Questions Asked But Not Always Answered

GUEST POST from Mike Shipulski

This seems like a repeat of the last time we set a project launch date without regard for the work content. Do you see it that way?

This person certainly looks the part and went to the right school, but they have not done this work before. Why do you think we should hire them even though they don’t have the experience?

The last time we ran a project like this it took two years to complete. Why do you think this one will take six months?

If it didn’t work last time, why do you think it will work this time?

Why do you think we can do twice the work we did last year while reducing our headcount?

The work content, timeline, and budget are intimately linked. Why do you think it’s possible to increase the work content, pull in the timeline, and reduce the budget?

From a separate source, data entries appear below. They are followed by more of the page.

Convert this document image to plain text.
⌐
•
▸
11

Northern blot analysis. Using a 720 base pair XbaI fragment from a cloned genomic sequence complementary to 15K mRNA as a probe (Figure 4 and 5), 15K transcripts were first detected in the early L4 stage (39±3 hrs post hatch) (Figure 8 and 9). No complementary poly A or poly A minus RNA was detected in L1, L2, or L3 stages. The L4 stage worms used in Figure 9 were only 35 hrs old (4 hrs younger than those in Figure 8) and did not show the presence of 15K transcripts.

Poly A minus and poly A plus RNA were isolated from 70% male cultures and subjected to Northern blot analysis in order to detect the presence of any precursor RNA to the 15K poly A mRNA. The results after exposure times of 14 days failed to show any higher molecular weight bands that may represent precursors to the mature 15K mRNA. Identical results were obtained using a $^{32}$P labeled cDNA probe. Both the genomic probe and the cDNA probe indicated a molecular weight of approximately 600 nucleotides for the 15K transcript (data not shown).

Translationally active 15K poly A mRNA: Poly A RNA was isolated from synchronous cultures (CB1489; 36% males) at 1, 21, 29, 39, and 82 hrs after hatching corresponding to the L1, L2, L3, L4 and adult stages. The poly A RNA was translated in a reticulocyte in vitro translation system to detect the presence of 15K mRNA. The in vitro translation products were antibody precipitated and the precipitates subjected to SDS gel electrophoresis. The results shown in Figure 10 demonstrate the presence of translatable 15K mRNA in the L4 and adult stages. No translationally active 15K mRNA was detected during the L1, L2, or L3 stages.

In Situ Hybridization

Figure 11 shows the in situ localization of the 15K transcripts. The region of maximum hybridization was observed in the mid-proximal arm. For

Seven out of thirteen people have left the team. How many people have to leave before you think we have a problem?

Yes, we’ve had great success with that approach over the last decade, but our most recent effort demonstrated that our returns are diminishing. Why do you want to do that again?

If you think it’s such a good idea, why don’t you do it?

Why do you think it’s okay to add another project when we’re behind on all our existing projects?

Customers are buying the competitive technology. Why don’t you believe that they’re now better than we are?

This work is critical to our success, yet we don’t have the skills sets, capacity, or budget to hire it out. Why are you telling us you will get it done?

This problem seems to fit squarely within your span of responsibility. Why do you expect other teams to fix it for you?

I know a resource gap of this magnitude seems unbelievable but is what the capacity model shows. Why don’t you believe the capacity model?

We have no one to do that work. Why do you think it’s okay to ask the team to sign up for something they can’t pull off?

Based on the survey results, the culture is declining. Why don’t you want to acknowledge that?